Anderson Hernanes de Carvalho nasceu em Recife, explodiu para o futebol em São Paulo, se tornou ídolo também em Roma e, hoje, é um habitante de Turim, no norte da Itália.
O cosmopolita ex-jogador de futebol, que anunciou sua aposentadoria dos gramados em maio do ano passado, escolheu morar na Europa por causa da família e negócios. Os filhos ficaram na cidade do último clube italiano que ele defendeu, a Juventus (entre 2015 e 2017), e lá também ele investiu numa vinícola e um restaurante, que são seus principais negócios do momento.

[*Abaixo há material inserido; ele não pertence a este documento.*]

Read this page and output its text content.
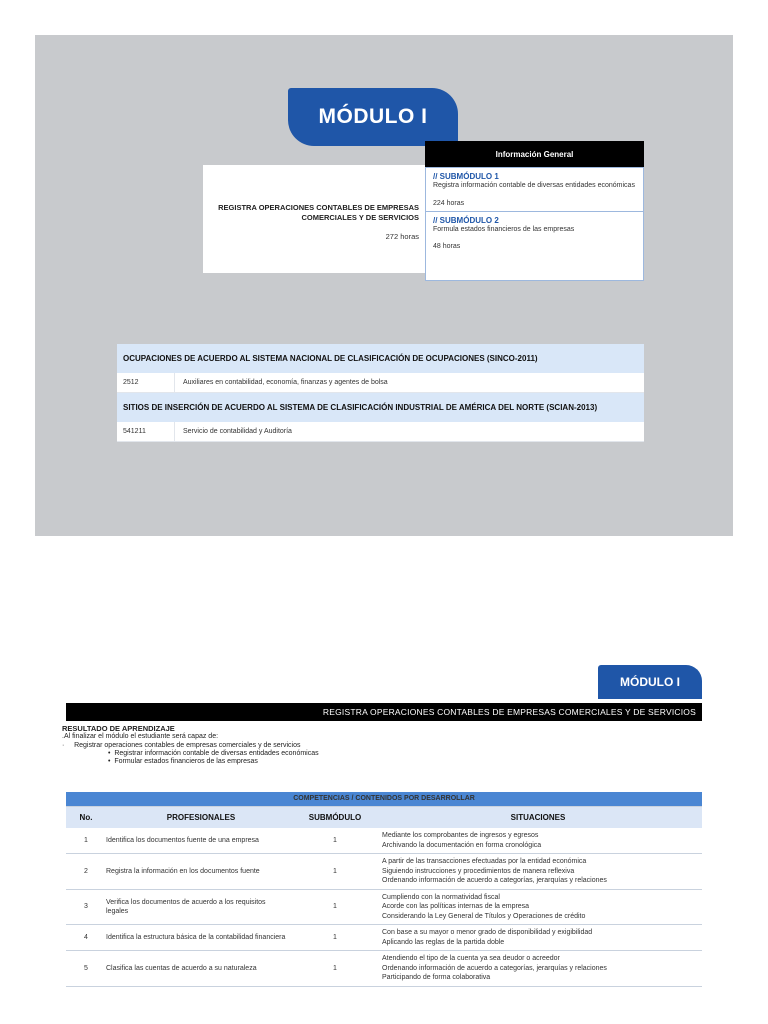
MÓDULO I
Información General
REGISTRA OPERACIONES CONTABLES DE EMPRESAS COMERCIALES Y DE SERVICIOS
272 horas
// SUBMÓDULO 1
Registra información contable de diversas entidades económicas
224 horas
// SUBMÓDULO 2
Formula estados financieros de las empresas
48 horas
OCUPACIONES DE ACUERDO AL SISTEMA NACIONAL DE CLASIFICACIÓN DE OCUPACIONES (SINCO-2011)
2512	Auxiliares en contabilidad, economía, finanzas y agentes de bolsa
SITIOS DE INSERCIÓN DE ACUERDO AL SISTEMA DE CLASIFICACIÓN INDUSTRIAL DE AMÉRICA DEL NORTE (SCIAN-2013)
541211	Servicio de contabilidad y Auditoría
MÓDULO I
REGISTRA OPERACIONES CONTABLES DE EMPRESAS COMERCIALES Y DE SERVICIOS
RESULTADO DE APRENDIZAJE
.Al finalizar el módulo el estudiante será capaz de:
·     Registrar operaciones contables de empresas comerciales y de servicios
•  Registrar información contable de diversas entidades económicas
•  Formular estados financieros de las empresas
COMPETENCIAS / CONTENIDOS POR DESARROLLAR			
No.	PROFESIONALES	SUBMÓDULO	SITUACIONES
1	Identifica los documentos fuente de una empresa	1	Mediante los comprobantes de ingresos y egresos
Archivando la documentación en forma cronológica

2	Registra la información en los documentos fuente	1	A partir de las transacciones efectuadas por la entidad económica
Siguiendo instrucciones y procedimientos de manera reflexiva
Ordenando información de acuerdo a categorías, jerarquías y relaciones

3	Verifica los documentos de acuerdo a los requisitos legales	1	Cumpliendo con la normatividad fiscal
Acorde con las políticas internas de la empresa
Considerando la Ley General de Títulos y Operaciones de crédito

4	Identifica la estructura básica de la contabilidad financiera	1	Con base a su mayor o menor grado de disponibilidad y exigibilidad
Aplicando las reglas de la partida doble

5	Clasifica las cuentas de acuerdo a su naturaleza	1	Atendiendo el tipo de la cuenta ya sea deudor o acreedor
Ordenando información de acuerdo a categorías, jerarquías y relaciones
Participando de forma colaborativa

Diretamente do seu quintal em Turim, Hernanes atendeu a PL Brasil por videoconferência numa conversa que durou uma hora. O tema principal foi o futebol italiano, que brilhou na temporada com três finalistas europeus — incluindo a Inter de Milão, ex-clube de Hernanes — e ainda viu o Napoli quebrar o jejum de 30 anos. Tudo sob o ponto de vista não só de um residente da Itália, como um atleta que jogou no país entre 2010 e 2017.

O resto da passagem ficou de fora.